In the case of hybrid publishing, however, the publishing service and the author both invest their money into the book. In the case of CinnamonTeal Publishing, the author pays for pre-publishing services, such as editing, cover design, page layout, and printing, while we invest in distribution. This division of costs may vary from one publishing to another, but the concept remains the same: both, author and publisher are invested in the book.
This difference, in fact, allows authors to tell if a self-publishing service is posing as a hybrid publisher. A hybrid publisher will not invest in every book that comes their way. Instead, it will vet the book for plot and quality of writing before it decides to invest in it. We, CinnamonTeal Publishing, for instance, will offer a hybrid publishing contract only in the case of certain genres, and that too, if a book is well written and the author will agree to a round of editing.
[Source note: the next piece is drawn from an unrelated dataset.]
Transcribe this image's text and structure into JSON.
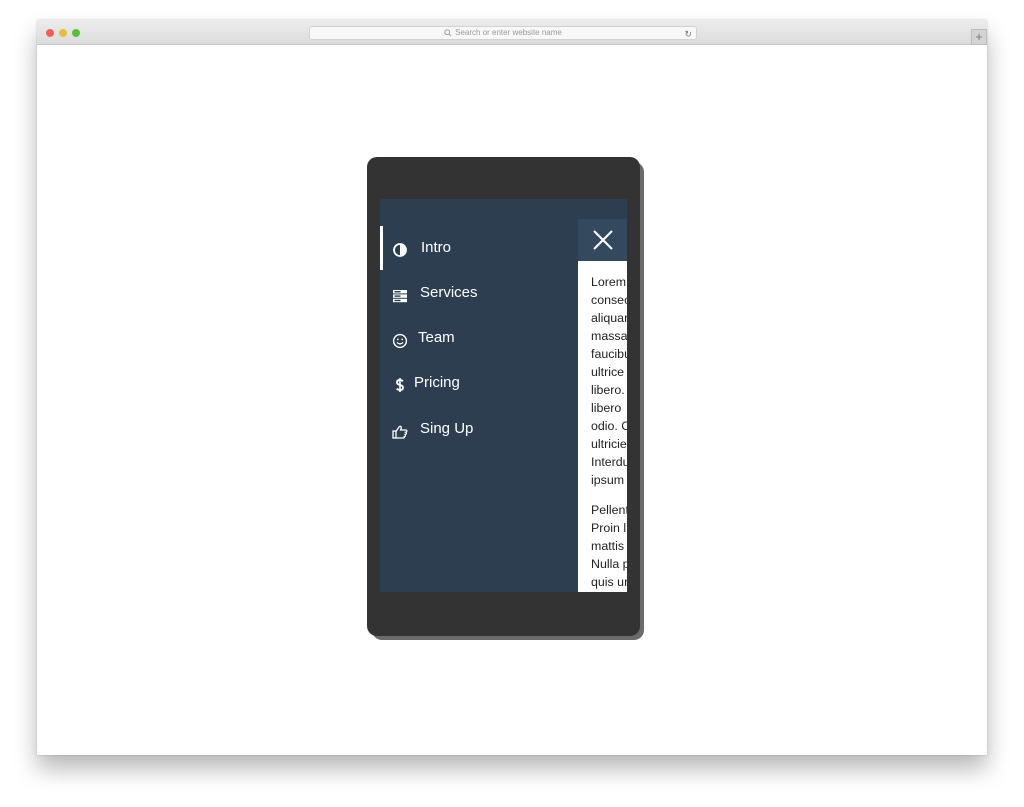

For other books, we offer our self-publishing service, and leave it to the author to decide whether they wish to go ahead with us or not. Other publishers might have their own criteria. But it’s almost always that a hybrid publisher will publish (using the hybrid model) only the best books that come its way.
This aspect, of shared costs, also impacts the royalties that the author receives. In the case of hybrid publishing, an author receives a smaller royalty amount than what he/she would have received in a pure self-publishing scenario. This is because the investing publisher also keeps a portion of royalty for itself, for the investments it has made.